Verb – Mortify
The word “mortify” comes from two Latin ones: mors, “death,” and facere, “to make or do.” So, its oldest and most literal meaning is “to make dead, to kill.”
From there, it grew to mean “to destroy,” “to ruin,” and, by about 1639, it gained the meaning we use most often today: “to shame or embarrass terribly.”
In other words, to mortify someone is to make them feel extremely embarrassed.
Part of speech:
It’s a verb, the transitive kind: “the picture mortified him,” “they were mortified by their mistake.”
Mortified, mortifying, mortification.
And it’s rare, but you can refer to the things or people who embarrass you to death as “mortifiers.”
how to use it:
When you’re talking about being embarrassed to death–that is, so red-faced that you nearly wish you could die–then pick the word “mortify” instead of tamer options like “shame,” “disgrace,” “embarrass,” “humiliate,” and “make a complete fool of.”

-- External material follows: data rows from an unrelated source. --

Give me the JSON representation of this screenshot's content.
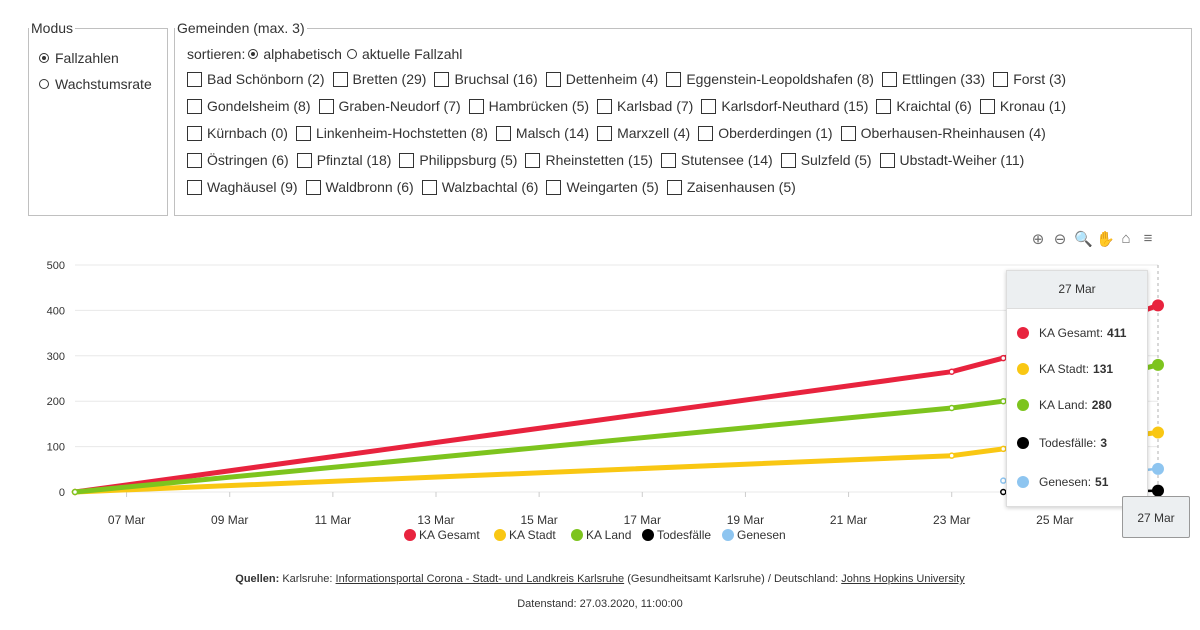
{
  "modus": {
    "legend": "Modus",
    "options": [
      {
        "label": "Fallzahlen",
        "selected": true
      },
      {
        "label": "Wachstumsrate",
        "selected": false
      }
    ]
  },
  "gemeinden": {
    "legend": "Gemeinden (max. 3)",
    "sort_prefix": "sortieren:",
    "sort_options": [
      {
        "label": "alphabetisch",
        "selected": true
      },
      {
        "label": "aktuelle Fallzahl",
        "selected": false
      }
    ],
    "rows": [
      [
        "Bad Schönborn (2)",
        "Bretten (29)",
        "Bruchsal (16)",
        "Dettenheim (4)",
        "Eggenstein-Leopoldshafen (8)",
        "Ettlingen (33)",
        "Forst (3)"
      ],
      [
        "Gondelsheim (8)",
        "Graben-Neudorf (7)",
        "Hambrücken (5)",
        "Karlsbad (7)",
        "Karlsdorf-Neuthard (15)",
        "Kraichtal (6)",
        "Kronau (1)"
      ],
      [
        "Kürnbach (0)",
        "Linkenheim-Hochstetten (8)",
        "Malsch (14)",
        "Marxzell (4)",
        "Oberderdingen (1)",
        "Oberhausen-Rheinhausen (4)"
      ],
      [
        "Östringen (6)",
        "Pfinztal (18)",
        "Philippsburg (5)",
        "Rheinstetten (15)",
        "Stutensee (14)",
        "Sulzfeld (5)",
        "Ubstadt-Weiher (11)"
      ],
      [
        "Waghäusel (9)",
        "Waldbronn (6)",
        "Walzbachtal (6)",
        "Weingarten (5)",
        "Zaisenhausen (5)"
      ]
    ]
  },
  "toolbar": {
    "icons": [
      "zoom-in-icon",
      "zoom-out-icon",
      "zoom-selection-icon",
      "pan-icon",
      "home-icon",
      "menu-icon"
    ],
    "glyphs": [
      "⊕",
      "⊖",
      "🔍",
      "✋",
      "⌂",
      "≡"
    ]
  },
  "chart_data": {
    "type": "line",
    "x_ticks": [
      "07 Mar",
      "09 Mar",
      "11 Mar",
      "13 Mar",
      "15 Mar",
      "17 Mar",
      "19 Mar",
      "21 Mar",
      "23 Mar",
      "25 Mar",
      "27 Mar"
    ],
    "y_ticks": [
      "0",
      "100",
      "200",
      "300",
      "400",
      "500"
    ],
    "ylim": [
      0,
      500
    ],
    "grid": true,
    "legend_position": "bottom",
    "series": [
      {
        "name": "KA Gesamt",
        "color": "#e8233e",
        "points": [
          [
            "2020-03-06",
            0
          ],
          [
            "2020-03-23",
            265
          ],
          [
            "2020-03-24",
            295
          ],
          [
            "2020-03-25",
            325
          ],
          [
            "2020-03-26",
            370
          ],
          [
            "2020-03-27",
            411
          ]
        ]
      },
      {
        "name": "KA Stadt",
        "color": "#f9c713",
        "points": [
          [
            "2020-03-06",
            0
          ],
          [
            "2020-03-23",
            80
          ],
          [
            "2020-03-24",
            95
          ],
          [
            "2020-03-25",
            105
          ],
          [
            "2020-03-26",
            118
          ],
          [
            "2020-03-27",
            131
          ]
        ]
      },
      {
        "name": "KA Land",
        "color": "#7dc41e",
        "points": [
          [
            "2020-03-06",
            0
          ],
          [
            "2020-03-23",
            185
          ],
          [
            "2020-03-24",
            200
          ],
          [
            "2020-03-25",
            220
          ],
          [
            "2020-03-26",
            252
          ],
          [
            "2020-03-27",
            280
          ]
        ]
      },
      {
        "name": "Todesfälle",
        "color": "#000000",
        "points": [
          [
            "2020-03-24",
            0
          ],
          [
            "2020-03-25",
            0
          ],
          [
            "2020-03-26",
            0
          ],
          [
            "2020-03-27",
            3
          ]
        ]
      },
      {
        "name": "Genesen",
        "color": "#8ec5f0",
        "points": [
          [
            "2020-03-24",
            25
          ],
          [
            "2020-03-25",
            30
          ],
          [
            "2020-03-26",
            40
          ],
          [
            "2020-03-27",
            51
          ]
        ]
      }
    ]
  },
  "tooltip": {
    "date": "27 Mar",
    "rows": [
      {
        "label": "KA Gesamt:",
        "value": "411",
        "color": "#e8233e"
      },
      {
        "label": "KA Stadt:",
        "value": "131",
        "color": "#f9c713"
      },
      {
        "label": "KA Land:",
        "value": "280",
        "color": "#7dc41e"
      },
      {
        "label": "Todesfälle:",
        "value": "3",
        "color": "#000000"
      },
      {
        "label": "Genesen:",
        "value": "51",
        "color": "#8ec5f0"
      }
    ]
  },
  "x_badge": "27 Mar",
  "footer": {
    "quellen_label": "Quellen:",
    "karlsruhe_prefix": "Karlsruhe:",
    "link1": "Informationsportal Corona - Stadt- und Landkreis Karlsruhe",
    "link1_suffix": "(Gesundheitsamt Karlsruhe) / Deutschland:",
    "link2": "Johns Hopkins University",
    "datenstand": "Datenstand: 27.03.2020, 11:00:00"
  }
}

We most often use this verb in the passive: “he was mortified by it,” “they were mortified when that happened,” “I’d be mortified if that happened to me.”
“As a male surgeon, I am mortified that the profession allows my female colleagues to be treated like second-class citizens.”
— Chethan Sathya, Scientific American, 14 January 2020
“Johnson so fortified himself with whiskey on taking his oath of office for the vice presidency that his rambling, drunken speech mortified all who were present.”